The Scottish Government published its Low Carbon Economy Strategy on 15 November, setting out the major opportunities for Scotland in the development of low carbon goods and services. The Strategy also sets out strategic opportunities and immediate actions for central and local government to support business in the transition towards a low carbon economy.

Scotland's low carbon market was worth around £8.5 billion in 2007-08 (within a GDP of around £100 billion), and is forecast to rise to around £12 billion by 2015-16. It is estimated around 60,000 new green jobs could be created in Scotland by 2020.


Launching the Strategy, Cabinet Secretary for Finance and Sustainable Growth John Swinney said that that moving to a low carbon economy was "Scotland's biggest opportunity this century" to create new jobs and grow the economy while tackling climate change.


Actions in the Strategy include:

·                       Co-ordinated support for businesses and academia in the Environmental and Clean Technologies sector, to maximise opportunities in a market potentially worth £12 billion to Scotland's economy

·                       Channelling innovation support to low carbon technologies where there is greatest chance of commercial success - the Scottish Government will reprioritise £15 million of innovation funding from the Lowlands and Uplands European Structural Funds Programme, which, along with match-funding from the private sector and other public sector funders, could create £60 million of support for low carbon activity

·                       Supporting the planning, design and construction of new infrastructure and the retrofit of existing facilities to support low carbon activity, such as renewable energy and electric vehicle infrastructure

·                       Supporting skills development through the Low Carbon Skills Fund and working with partners and employers to predict and respond to future skills demands

·                       Holding an annual Scottish Low Carbon Investment Conference, with next year's focus being investment for resource and energy efficiency


The Strategy makes clear that there are low carbon business opportunities not just in energy but across the economy, including: green tourism, green financial products, sustainable transport, building technologies, sustainable health, local sourcing of food and drink, and sustainable business practices.

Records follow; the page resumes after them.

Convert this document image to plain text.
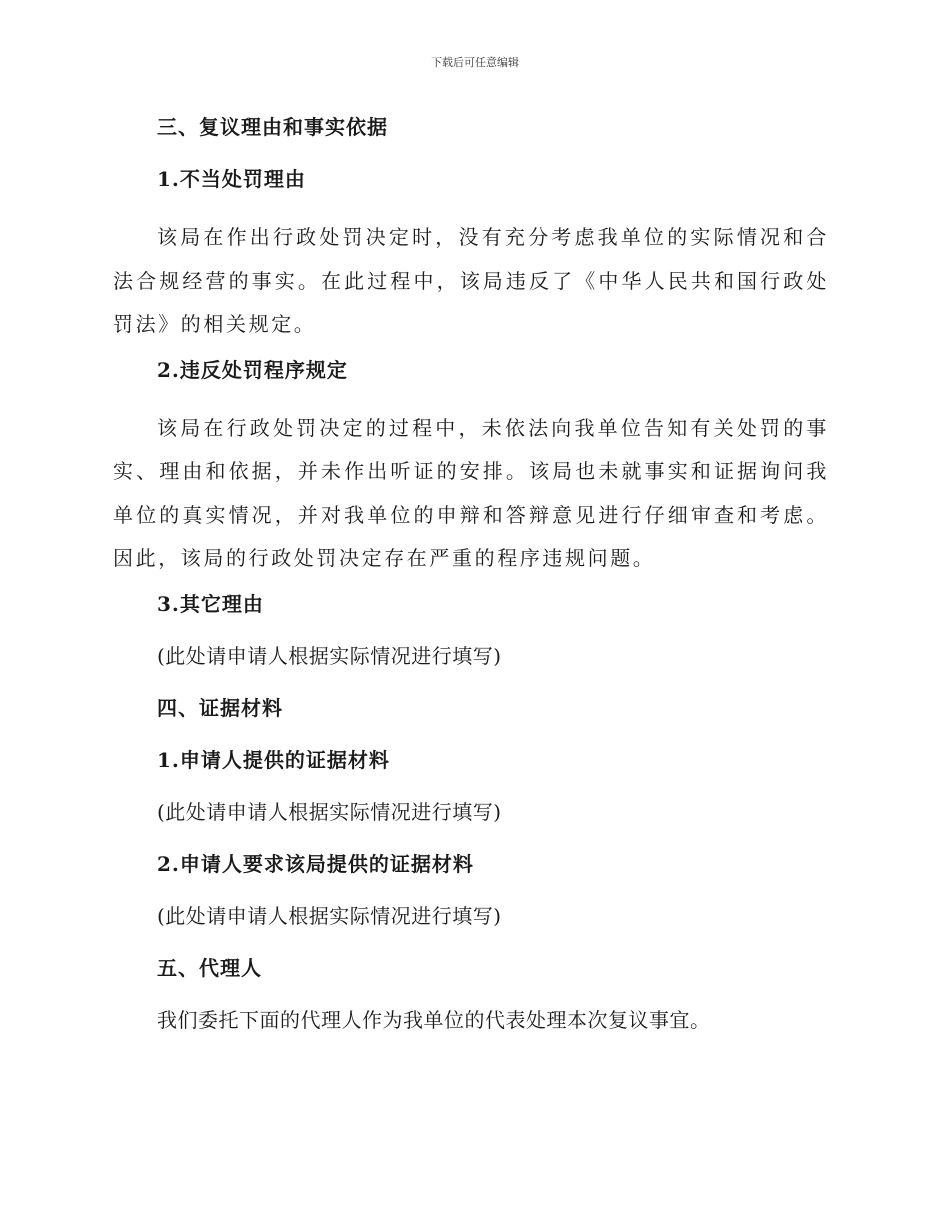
下载后可任意编辑
三、复议理由和事实依据
1.不当处罚理由
该局在作出行政处罚决定时，没有充分考虑我单位的实际情况和合法合规经营的事实。在此过程中，该局违反了《中华人民共和国行政处罚法》的相关规定。
2.违反处罚程序规定
该局在行政处罚决定的过程中，未依法向我单位告知有关处罚的事实、理由和依据，并未作出听证的安排。该局也未就事实和证据询问我单位的真实情况，并对我单位的申辩和答辩意见进行仔细审查和考虑。因此，该局的行政处罚决定存在严重的程序违规问题。
3.其它理由
(此处请申请人根据实际情况进行填写)
四、证据材料
1.申请人提供的证据材料
(此处请申请人根据实际情况进行填写)
2.申请人要求该局提供的证据材料
(此处请申请人根据实际情况进行填写)
五、代理人
我们委托下面的代理人作为我单位的代表处理本次复议事宜。
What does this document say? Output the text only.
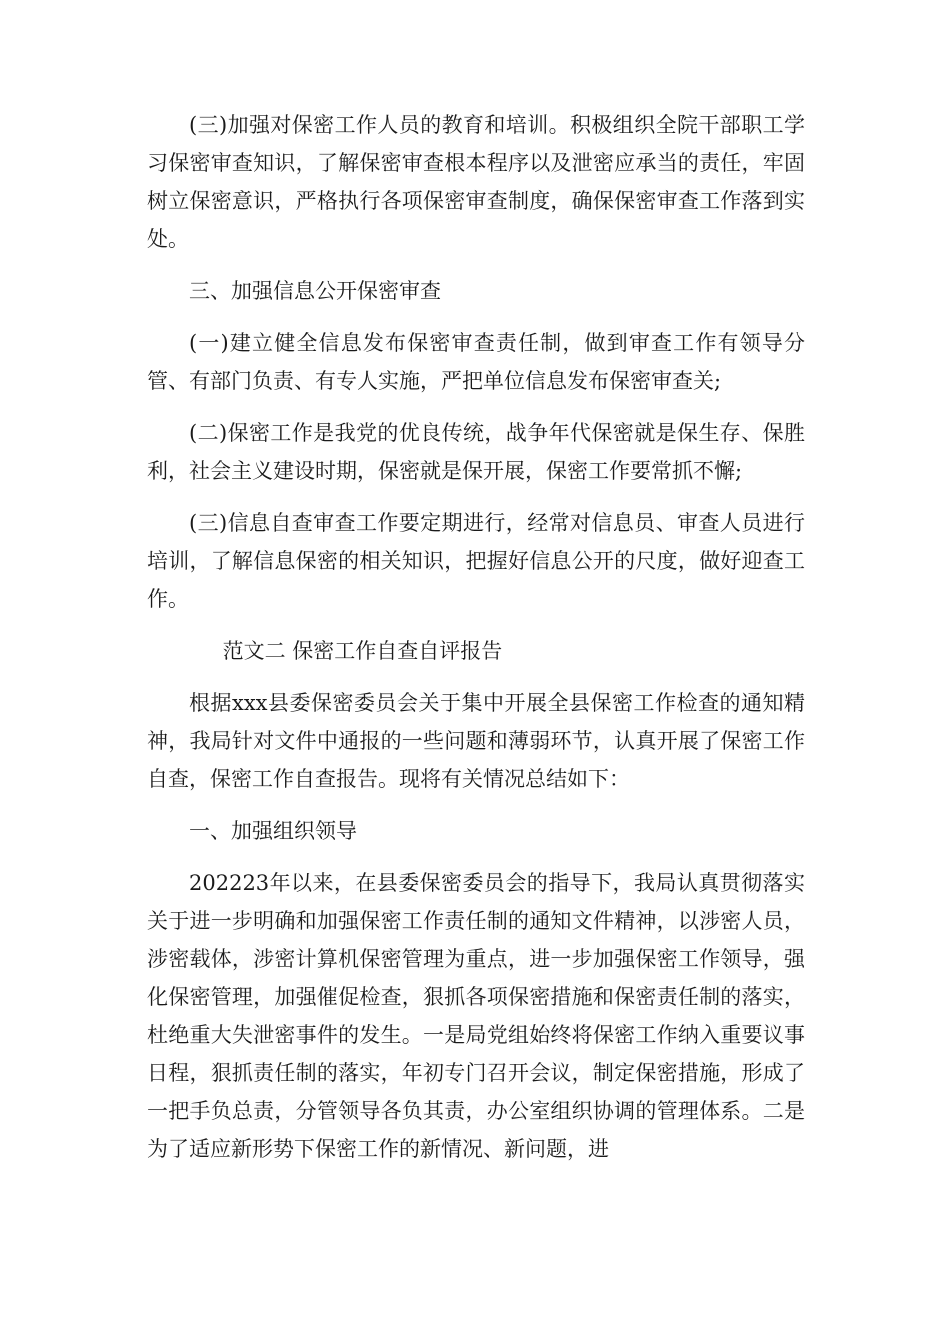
(三)加强对保密工作人员的教育和培训。积极组织全院干部职工学习保密审查知识，了解保密审查根本程序以及泄密应承当的责任，牢固树立保密意识，严格执行各项保密审查制度，确保保密审查工作落到实处。

三、加强信息公开保密审查

(一)建立健全信息发布保密审查责任制，做到审查工作有领导分管、有部门负责、有专人实施，严把单位信息发布保密审查关;

(二)保密工作是我党的优良传统，战争年代保密就是保生存、保胜利，社会主义建设时期，保密就是保开展，保密工作要常抓不懈;

(三)信息自查审查工作要定期进行，经常对信息员、审查人员进行培训，了解信息保密的相关知识，把握好信息公开的尺度，做好迎查工作。

范文二 保密工作自查自评报告

根据xxx县委保密委员会关于集中开展全县保密工作检查的通知精神，我局针对文件中通报的一些问题和薄弱环节，认真开展了保密工作自查，保密工作自查报告。现将有关情况总结如下：

一、加强组织领导

202223年以来，在县委保密委员会的指导下，我局认真贯彻落实关于进一步明确和加强保密工作责任制的通知文件精神，以涉密人员，涉密载体，涉密计算机保密管理为重点，进一步加强保密工作领导，强化保密管理，加强催促检查，狠抓各项保密措施和保密责任制的落实，杜绝重大失泄密事件的发生。一是局党组始终将保密工作纳入重要议事日程，狠抓责任制的落实，年初专门召开会议，制定保密措施，形成了 一把手负总责，分管领导各负其责，办公室组织协调的管理体系。二是为了适应新形势下保密工作的新情况、新问题，进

With in mind the future economic opportunities to be created by what is essentially the birth of a new industry driven by a need to get to grips with climate change, it's no surprise that every country is upping the ante and wanting its slice of the Cleantech action. The UK Government believes the value of the global low-carbon goods and environmental services market will reach £4 trillion by the end of this Parliament. It is growing at 4% per year, faster than world GDP. It believes its share of that market is £112 billion. In the UK, it suggests, nearly a million people will be employed in the low-carbon sector by the end of the decade.


Getting there, however, is likely to take some time, and the reality is that there is unlikely to be a Fast Track route to Cleantech-created prosperity. That's not to say it won't happen - but it'll probably take longer than many governments would wish - or hope.